Thanks for all your help and patience so far with me.
I've got 19.07.5 running on my X86 box now.
Somebody advised I should increase the maximum number of connections from 16384 as my hardware is more than capable, how do I do this?
Second, been reading around here and I've followed the instructions here: How to make ethtool setting persistent on br-lan. Apparently these interruptions can also cause lag spikes on Intel NICs, of which I am using in my X86 box.
What else can I do to optimise this? I read something here about distributing IRQs: [SOLVED] Router (Netgear R7800) introduced latency spikes >100ms. Not sure how I do this, will this also optimise performance?
Perhaps I should investigate doing this on my X86 box?
How much bandwidth are you shaping again? All of that was to shape a gigabit fiber while serving NFS and running a squid proxy. For regular routing of less than say 500Mbps symmetric you should be good to go out of the box.
I am on about 50Mb down, 7Mb up with VDSL.
start with your x86 out of the box, just configure SQM and see how it goes. You don't mention what kind of traffic you are interested in here. Are you doing multiple VOIP calls at once, or lots of video chats, or playing e-sports games for a living or what?
Lots of video chats and calls over WhatsApp, etc.
I use Zoom for work which I have found impacted by poor latency, especially when using video.

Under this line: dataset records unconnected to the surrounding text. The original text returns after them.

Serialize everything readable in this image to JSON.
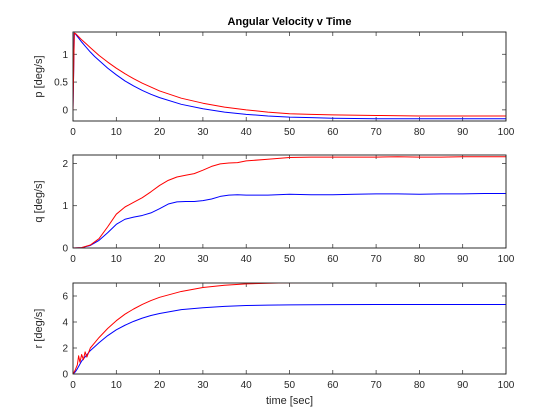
{
  "figure": {
    "background": "#ffffff"
  },
  "chart_data": [
    {
      "type": "line",
      "id": "p",
      "title": "Angular Velocity v Time",
      "xlabel": "",
      "ylabel": "p [deg/s]",
      "xlim": [
        0,
        100
      ],
      "ylim": [
        -0.2,
        1.4
      ],
      "xticks": [
        0,
        10,
        20,
        30,
        40,
        50,
        60,
        70,
        80,
        90,
        100
      ],
      "yticks": [
        0,
        0.5,
        1
      ],
      "yticklabels": [
        "0",
        "0.5",
        "1"
      ],
      "grid": false,
      "series": [
        {
          "color": "#0000ff",
          "x": [
            0,
            0.3,
            0.6,
            1,
            1.5,
            2,
            3,
            4,
            5,
            6,
            8,
            10,
            12,
            14,
            16,
            18,
            20,
            25,
            30,
            35,
            40,
            45,
            50,
            55,
            60,
            70,
            80,
            90,
            100
          ],
          "y": [
            0,
            1.38,
            1.36,
            1.32,
            1.27,
            1.22,
            1.13,
            1.04,
            0.96,
            0.89,
            0.75,
            0.63,
            0.52,
            0.43,
            0.35,
            0.28,
            0.22,
            0.1,
            0.02,
            -0.04,
            -0.08,
            -0.11,
            -0.13,
            -0.14,
            -0.15,
            -0.16,
            -0.16,
            -0.16,
            -0.16
          ]
        },
        {
          "color": "#ff0000",
          "x": [
            0,
            0.3,
            0.6,
            1,
            1.5,
            2,
            3,
            4,
            5,
            6,
            8,
            10,
            12,
            14,
            16,
            18,
            20,
            25,
            30,
            35,
            40,
            45,
            50,
            55,
            60,
            70,
            80,
            90,
            100
          ],
          "y": [
            0,
            1.38,
            1.37,
            1.34,
            1.3,
            1.26,
            1.19,
            1.12,
            1.05,
            0.98,
            0.86,
            0.75,
            0.65,
            0.56,
            0.48,
            0.41,
            0.34,
            0.21,
            0.12,
            0.05,
            0,
            -0.04,
            -0.07,
            -0.08,
            -0.09,
            -0.1,
            -0.11,
            -0.11,
            -0.11
          ]
        }
      ]
    },
    {
      "type": "line",
      "id": "q",
      "title": "",
      "xlabel": "",
      "ylabel": "q [deg/s]",
      "xlim": [
        0,
        100
      ],
      "ylim": [
        0,
        2.2
      ],
      "xticks": [
        0,
        10,
        20,
        30,
        40,
        50,
        60,
        70,
        80,
        90,
        100
      ],
      "yticks": [
        0,
        1,
        2
      ],
      "yticklabels": [
        "0",
        "1",
        "2"
      ],
      "grid": false,
      "series": [
        {
          "color": "#0000ff",
          "x": [
            0,
            2,
            4,
            6,
            8,
            10,
            12,
            14,
            16,
            18,
            20,
            22,
            24,
            26,
            28,
            30,
            32,
            34,
            36,
            38,
            40,
            45,
            50,
            55,
            60,
            65,
            70,
            75,
            80,
            85,
            90,
            95,
            100
          ],
          "y": [
            0,
            0.01,
            0.06,
            0.18,
            0.36,
            0.56,
            0.68,
            0.73,
            0.77,
            0.83,
            0.93,
            1.04,
            1.09,
            1.1,
            1.1,
            1.12,
            1.16,
            1.22,
            1.25,
            1.26,
            1.25,
            1.25,
            1.27,
            1.26,
            1.26,
            1.27,
            1.28,
            1.28,
            1.27,
            1.28,
            1.28,
            1.29,
            1.29
          ]
        },
        {
          "color": "#ff0000",
          "x": [
            0,
            2,
            4,
            6,
            8,
            10,
            12,
            14,
            16,
            18,
            20,
            22,
            24,
            26,
            28,
            30,
            32,
            34,
            36,
            38,
            40,
            45,
            50,
            55,
            60,
            65,
            70,
            75,
            80,
            85,
            90,
            95,
            100
          ],
          "y": [
            0,
            0.01,
            0.07,
            0.22,
            0.5,
            0.8,
            0.97,
            1.08,
            1.19,
            1.33,
            1.48,
            1.6,
            1.68,
            1.72,
            1.76,
            1.84,
            1.93,
            1.99,
            2.01,
            2.02,
            2.06,
            2.1,
            2.14,
            2.15,
            2.15,
            2.15,
            2.15,
            2.16,
            2.15,
            2.15,
            2.16,
            2.16,
            2.16
          ]
        }
      ]
    },
    {
      "type": "line",
      "id": "r",
      "title": "",
      "xlabel": "time [sec]",
      "ylabel": "r [deg/s]",
      "xlim": [
        0,
        100
      ],
      "ylim": [
        0,
        7
      ],
      "xticks": [
        0,
        10,
        20,
        30,
        40,
        50,
        60,
        70,
        80,
        90,
        100
      ],
      "yticks": [
        0,
        2,
        4,
        6
      ],
      "yticklabels": [
        "0",
        "2",
        "4",
        "6"
      ],
      "grid": false,
      "series": [
        {
          "color": "#0000ff",
          "x": [
            0,
            0.5,
            1,
            1.5,
            2,
            3,
            4,
            5,
            6,
            8,
            10,
            12,
            14,
            16,
            18,
            20,
            25,
            30,
            35,
            40,
            45,
            50,
            55,
            60,
            70,
            80,
            90,
            100
          ],
          "y": [
            0,
            0.15,
            0.4,
            0.7,
            1,
            1.4,
            1.8,
            2.1,
            2.4,
            2.95,
            3.4,
            3.75,
            4.05,
            4.3,
            4.5,
            4.65,
            4.95,
            5.1,
            5.2,
            5.27,
            5.3,
            5.32,
            5.33,
            5.34,
            5.35,
            5.35,
            5.35,
            5.35
          ]
        },
        {
          "color": "#ff0000",
          "x": [
            0,
            0.5,
            1,
            1.3,
            1.6,
            2,
            2.4,
            2.8,
            3.2,
            4,
            5,
            6,
            8,
            10,
            12,
            14,
            16,
            18,
            20,
            25,
            30,
            35,
            40,
            45,
            50,
            55,
            60,
            70,
            80,
            90,
            100
          ],
          "y": [
            0,
            0.3,
            0.7,
            1.4,
            0.9,
            1.5,
            1.1,
            1.7,
            1.3,
            2,
            2.4,
            2.8,
            3.5,
            4.1,
            4.6,
            5,
            5.35,
            5.65,
            5.9,
            6.35,
            6.65,
            6.83,
            6.93,
            6.98,
            7.02,
            7.04,
            7.05,
            7.06,
            7.06,
            7.06,
            7.06
          ]
        }
      ]
    }
  ]
}
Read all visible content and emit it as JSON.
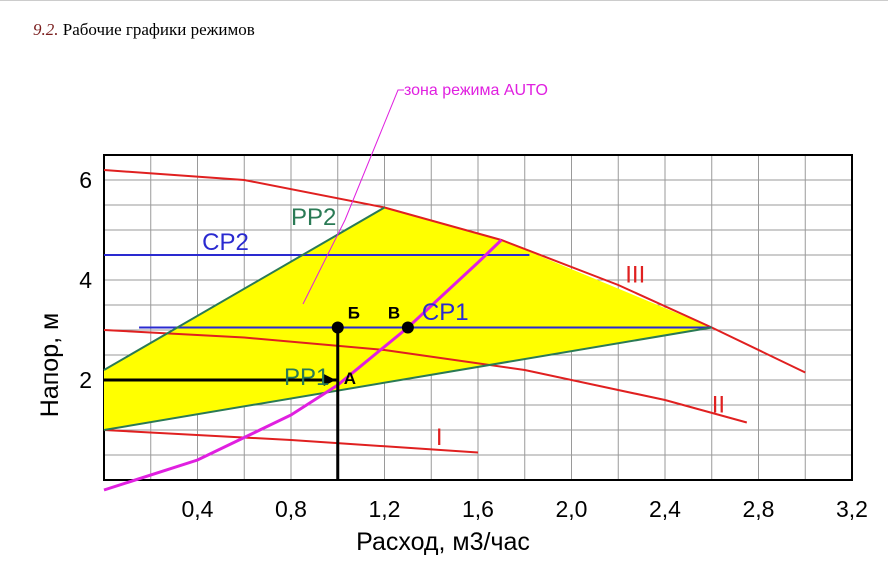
{
  "heading": {
    "number": "9.2.",
    "text": "Рабочие графики режимов"
  },
  "chart_data": {
    "type": "line",
    "xlabel": "Расход, м3/час",
    "ylabel": "Напор, м",
    "xlim": [
      0,
      3.2
    ],
    "ylim": [
      0,
      6.5
    ],
    "x_ticks": [
      "0,4",
      "0,8",
      "1,2",
      "1,6",
      "2,0",
      "2,4",
      "2,8",
      "3,2"
    ],
    "y_ticks": [
      "2",
      "4",
      "6"
    ],
    "grid": true,
    "annotation": "зона режима AUTO",
    "zone_color": "#ffff00",
    "zone_polygon": [
      [
        0,
        1.0
      ],
      [
        0,
        2.2
      ],
      [
        1.2,
        5.45
      ],
      [
        1.7,
        4.8
      ],
      [
        2.6,
        3.05
      ]
    ],
    "curves": [
      {
        "name": "III",
        "color": "#e02020",
        "x": [
          0,
          0.6,
          1.2,
          1.7,
          2.2,
          2.6,
          3.0
        ],
        "y": [
          6.2,
          6.0,
          5.45,
          4.8,
          3.9,
          3.05,
          2.15
        ]
      },
      {
        "name": "II",
        "color": "#e02020",
        "x": [
          0,
          0.6,
          1.2,
          1.8,
          2.4,
          2.75
        ],
        "y": [
          3.0,
          2.85,
          2.6,
          2.2,
          1.6,
          1.15
        ]
      },
      {
        "name": "I",
        "color": "#e02020",
        "x": [
          0,
          0.8,
          1.6
        ],
        "y": [
          1.0,
          0.8,
          0.55
        ]
      },
      {
        "name": "СР2",
        "color": "#2a2ad0",
        "x": [
          0,
          1.82
        ],
        "y": [
          4.5,
          4.5
        ]
      },
      {
        "name": "СР1",
        "color": "#2a2ad0",
        "x": [
          0.15,
          2.6
        ],
        "y": [
          3.05,
          3.05
        ]
      },
      {
        "name": "РР2",
        "color": "#2a7a55",
        "x": [
          0,
          1.2
        ],
        "y": [
          2.2,
          5.45
        ]
      },
      {
        "name": "РР1",
        "color": "#2a7a55",
        "x": [
          0,
          2.6
        ],
        "y": [
          1.0,
          3.05
        ]
      },
      {
        "name": "",
        "color": "#e020e0",
        "x": [
          0,
          0.4,
          0.8,
          1.0,
          1.3,
          1.6,
          1.7
        ],
        "y": [
          -0.2,
          0.4,
          1.3,
          1.9,
          3.05,
          4.35,
          4.8
        ]
      }
    ],
    "labels": [
      {
        "text": "РР2",
        "x": 0.8,
        "y": 5.1,
        "color": "#2a7a55"
      },
      {
        "text": "СР2",
        "x": 0.42,
        "y": 4.6,
        "color": "#2a2ad0"
      },
      {
        "text": "СР1",
        "x": 1.36,
        "y": 3.2,
        "color": "#2a2ad0"
      },
      {
        "text": "РР1",
        "x": 0.77,
        "y": 1.9,
        "color": "#2a7a55"
      },
      {
        "text": "III",
        "x": 2.23,
        "y": 3.95,
        "color": "#e02020"
      },
      {
        "text": "II",
        "x": 2.6,
        "y": 1.35,
        "color": "#e02020"
      },
      {
        "text": "I",
        "x": 1.42,
        "y": 0.7,
        "color": "#e02020"
      }
    ],
    "points": [
      {
        "label": "Б",
        "x": 1.0,
        "y": 3.05
      },
      {
        "label": "В",
        "x": 1.3,
        "y": 3.05
      },
      {
        "label": "А",
        "x": 1.0,
        "y": 2.0
      }
    ],
    "guide_lines": {
      "x": 1.0,
      "y": 2.0
    }
  }
}
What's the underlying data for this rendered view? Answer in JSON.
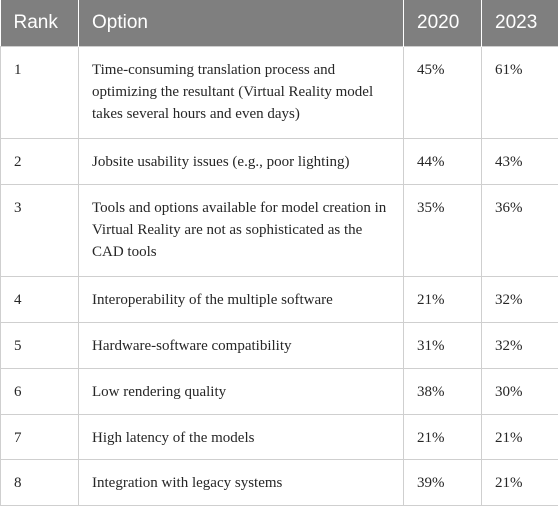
{
  "table": {
    "headers": [
      "Rank",
      "Option",
      "2020",
      "2023"
    ],
    "rows": [
      {
        "rank": "1",
        "option": "Time-consuming translation process and optimizing the resultant (Virtual Reality model takes several hours and even days)",
        "y2020": "45%",
        "y2023": "61%"
      },
      {
        "rank": "2",
        "option": "Jobsite usability issues (e.g., poor lighting)",
        "y2020": "44%",
        "y2023": "43%"
      },
      {
        "rank": "3",
        "option": "Tools and options available for model creation in Virtual Reality are not as sophisticated as the CAD tools",
        "y2020": "35%",
        "y2023": "36%"
      },
      {
        "rank": "4",
        "option": "Interoperability of the multiple software",
        "y2020": "21%",
        "y2023": "32%"
      },
      {
        "rank": "5",
        "option": "Hardware-software compatibility",
        "y2020": "31%",
        "y2023": "32%"
      },
      {
        "rank": "6",
        "option": "Low rendering quality",
        "y2020": "38%",
        "y2023": "30%"
      },
      {
        "rank": "7",
        "option": "High latency of the models",
        "y2020": "21%",
        "y2023": "21%"
      },
      {
        "rank": "8",
        "option": "Integration with legacy systems",
        "y2020": "39%",
        "y2023": "21%"
      }
    ]
  }
}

@dlakelan I hope you can help me configure the priority system with diffserv5, I believe you have experience of this?
All I want to do is put torrents in low priority so they don't make the Internet slow when I have a large download going on.
diffserv5 is some special thing, but diffserv4 is standard.
Your router will be wired correct? So suppose you have eth0 on LAN and eth1 on WAN. You should put SQM with egress control (Upload direction) only on each one. Make upload of the WAN port be your upstream ISP speed (7Mbps) , make upload of the LAN port be your downstream speed (50Mbps). If you do that, and you set your torrent client to use a consistent port, you can use a simple iptables rule to tag packets CS1 and diffserv will put them in the bulk tin.
I'll get you that rule later today. First work on this.